Community aesthetics, safety and prosperity were areas of emphasis as the Nebraska City City Council began the process of updating its zoning regulations,  considerations being made  based on the city’s comprehensive development plan.
Marty Stovall, Construction and Facilities Manager for Nebraska City, said the city completed its comprehensive development plan two years ago and noted that the establishment of a city planning commission and such a development plan are prerequisites for dealing with zoning issues.
It had been 15 years since the city had updated its zoning and the goal of this effort was alignment and update.
“We want to make sure our zoning is in line with the new direction that our council has set with the comprehensive plan,” said City Administrator Grayson Path.
Looking at some of the areas of the zoning that saw significant change, Stovall cited language meant to direct and regulate the placement of hardware associated with delivering data streams for cellular devices.
Fifteen years ago, the market for cell phones wasn’t  as data driven. With customers demanding more data, the need for hardware has gone up.
The new zoning regulations dictate that such hardware be installed in such a way that doesn’t detract from  the beauty of the city.
A new zoning consideration specific to this cycle was the establishment of wellhead protection. The zoning of land near the city’s drinking water wells north of the Riverview Marina restricts land use to protect the water quality. A feedlot for instance or a transfer station, would never be allowed in that area with this new zoning.
“There are a lot of things you can’t do in that zone now and that is to protect our drinking water,” Stovall said.
Another area of zoning emphasis is being considered to protect the city’s business corridor  including the beltway.
The regulations direct new businesses to think of  aesthetics by facing the best side of the business forward and by directing the inclusion of landscaping and well lit parking areas.
In the residential areas, the zoning dealt with set backs, or the space that is thought to be ideal to allow from the street to the actual structure.
The common set back is 20 feet from the sidewalk to the house, including overhangs.
Path said many people think that the measurement begins at the curb, but its actually closer to the sidewalk area, making a set back 40 feet from the curb in some instances.
Zoning changes for set backs at this time are to make them more consistent with currently existing structures, a good deal of which feature set backs less than 20 feet.
In generally speaking, zoning deals with dividing the town into areas meant for residential, commercial and industrial.
The mix of different zones can cause problems.
At one time in the city’s history, neighborhood stores were commonplace.
Changes in the way businesses operate make it less than ideal for businesses to operate in a residential zone these days.
Path noted that grocery stores are now served by 18-wheel trucks instead of smaller box trucks.
The idea of having an 18-wheel truck in a residential area carrying stock for a grocery store is less than ideal.
And it could create safety issues.
Sometimes values and safety are a dual consideration.
That’s why the council is considering zoning changes related to adult businesses.

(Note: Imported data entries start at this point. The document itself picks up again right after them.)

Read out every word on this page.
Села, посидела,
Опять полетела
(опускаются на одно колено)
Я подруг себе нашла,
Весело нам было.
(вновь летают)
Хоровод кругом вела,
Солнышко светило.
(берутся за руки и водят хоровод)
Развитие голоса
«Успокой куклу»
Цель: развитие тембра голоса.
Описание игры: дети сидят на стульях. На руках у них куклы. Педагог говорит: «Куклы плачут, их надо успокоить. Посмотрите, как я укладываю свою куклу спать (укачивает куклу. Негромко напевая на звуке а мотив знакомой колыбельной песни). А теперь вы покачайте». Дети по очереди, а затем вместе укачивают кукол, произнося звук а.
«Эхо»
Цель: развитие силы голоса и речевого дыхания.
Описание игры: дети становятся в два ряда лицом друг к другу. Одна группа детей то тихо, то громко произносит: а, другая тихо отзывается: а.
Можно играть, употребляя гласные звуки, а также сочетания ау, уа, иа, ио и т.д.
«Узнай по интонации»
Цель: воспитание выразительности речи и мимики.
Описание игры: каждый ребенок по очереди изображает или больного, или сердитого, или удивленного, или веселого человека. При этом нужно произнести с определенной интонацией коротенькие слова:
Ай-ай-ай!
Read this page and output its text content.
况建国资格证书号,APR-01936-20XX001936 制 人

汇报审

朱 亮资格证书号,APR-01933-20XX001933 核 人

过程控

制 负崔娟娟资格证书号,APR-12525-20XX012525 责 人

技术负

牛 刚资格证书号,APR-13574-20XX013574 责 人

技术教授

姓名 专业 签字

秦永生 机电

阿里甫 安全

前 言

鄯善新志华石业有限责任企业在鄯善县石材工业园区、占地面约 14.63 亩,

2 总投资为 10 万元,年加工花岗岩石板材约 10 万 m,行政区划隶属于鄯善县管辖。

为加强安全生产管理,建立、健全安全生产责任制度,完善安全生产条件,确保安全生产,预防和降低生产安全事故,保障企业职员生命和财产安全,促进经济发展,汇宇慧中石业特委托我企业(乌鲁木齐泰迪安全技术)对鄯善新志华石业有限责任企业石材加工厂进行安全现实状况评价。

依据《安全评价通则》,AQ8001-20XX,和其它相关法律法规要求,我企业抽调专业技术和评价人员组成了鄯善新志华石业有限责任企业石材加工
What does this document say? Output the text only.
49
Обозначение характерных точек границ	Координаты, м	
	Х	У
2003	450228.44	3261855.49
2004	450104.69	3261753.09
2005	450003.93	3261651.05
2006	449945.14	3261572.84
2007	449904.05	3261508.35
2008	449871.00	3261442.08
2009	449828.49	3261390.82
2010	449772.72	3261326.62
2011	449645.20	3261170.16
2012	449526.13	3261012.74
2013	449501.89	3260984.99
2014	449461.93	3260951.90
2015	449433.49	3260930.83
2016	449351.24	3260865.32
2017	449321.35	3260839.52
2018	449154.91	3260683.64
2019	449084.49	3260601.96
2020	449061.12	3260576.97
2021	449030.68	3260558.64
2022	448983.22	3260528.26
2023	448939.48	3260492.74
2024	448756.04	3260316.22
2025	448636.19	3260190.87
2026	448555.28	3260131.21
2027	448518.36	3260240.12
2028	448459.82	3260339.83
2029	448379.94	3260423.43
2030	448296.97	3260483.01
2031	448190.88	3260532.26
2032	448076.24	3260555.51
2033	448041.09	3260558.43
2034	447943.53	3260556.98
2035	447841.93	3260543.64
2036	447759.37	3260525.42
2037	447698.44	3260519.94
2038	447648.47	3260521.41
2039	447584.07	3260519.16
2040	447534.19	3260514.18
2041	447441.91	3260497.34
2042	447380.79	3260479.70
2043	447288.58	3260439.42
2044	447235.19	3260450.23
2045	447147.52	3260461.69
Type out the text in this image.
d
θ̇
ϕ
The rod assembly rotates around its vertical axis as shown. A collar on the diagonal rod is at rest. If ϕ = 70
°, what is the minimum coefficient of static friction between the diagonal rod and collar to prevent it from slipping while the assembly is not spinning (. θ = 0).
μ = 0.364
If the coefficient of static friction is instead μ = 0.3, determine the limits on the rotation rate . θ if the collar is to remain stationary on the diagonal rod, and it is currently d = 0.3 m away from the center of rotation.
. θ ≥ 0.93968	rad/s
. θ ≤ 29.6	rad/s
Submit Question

While no such business has been suggested, Path said it’s important for the city to consider its stance on such establishments, to create a legal opportunity for said businesses to exist and to provide for regulations that are in line with community values.
The regulations would allow for adult businesses only in the industrial area and only under very strict regulations.
In dealing with the adult business question, Path said the city is not trying to create an opportunity or recruit for a business.
“We are not trying to advertise or bring it here,” said Path. “We are trying to be ready in case it does come. The time to be ready for that is not after they have come and knocked on your door.”
Residents who have questions about any of the zoning should consider looking up the zoning information on the city’s website at nebraskacityne.gov or visiting City Hall to talk with Path or Stovall about zoning to gain a better understanding.
Path said zoning effects what people can do on their lots in the city and that folks with questions about that are welcomed to come and talk to him.
Addressing concerns now as the city works toward finalizing zoning is ideal.
After the zoning is finalized, citizens can still voice concerns and, if they have a conflict with the zoning regulations, have their case heard with the possibility of an amendment being made to solve a problem.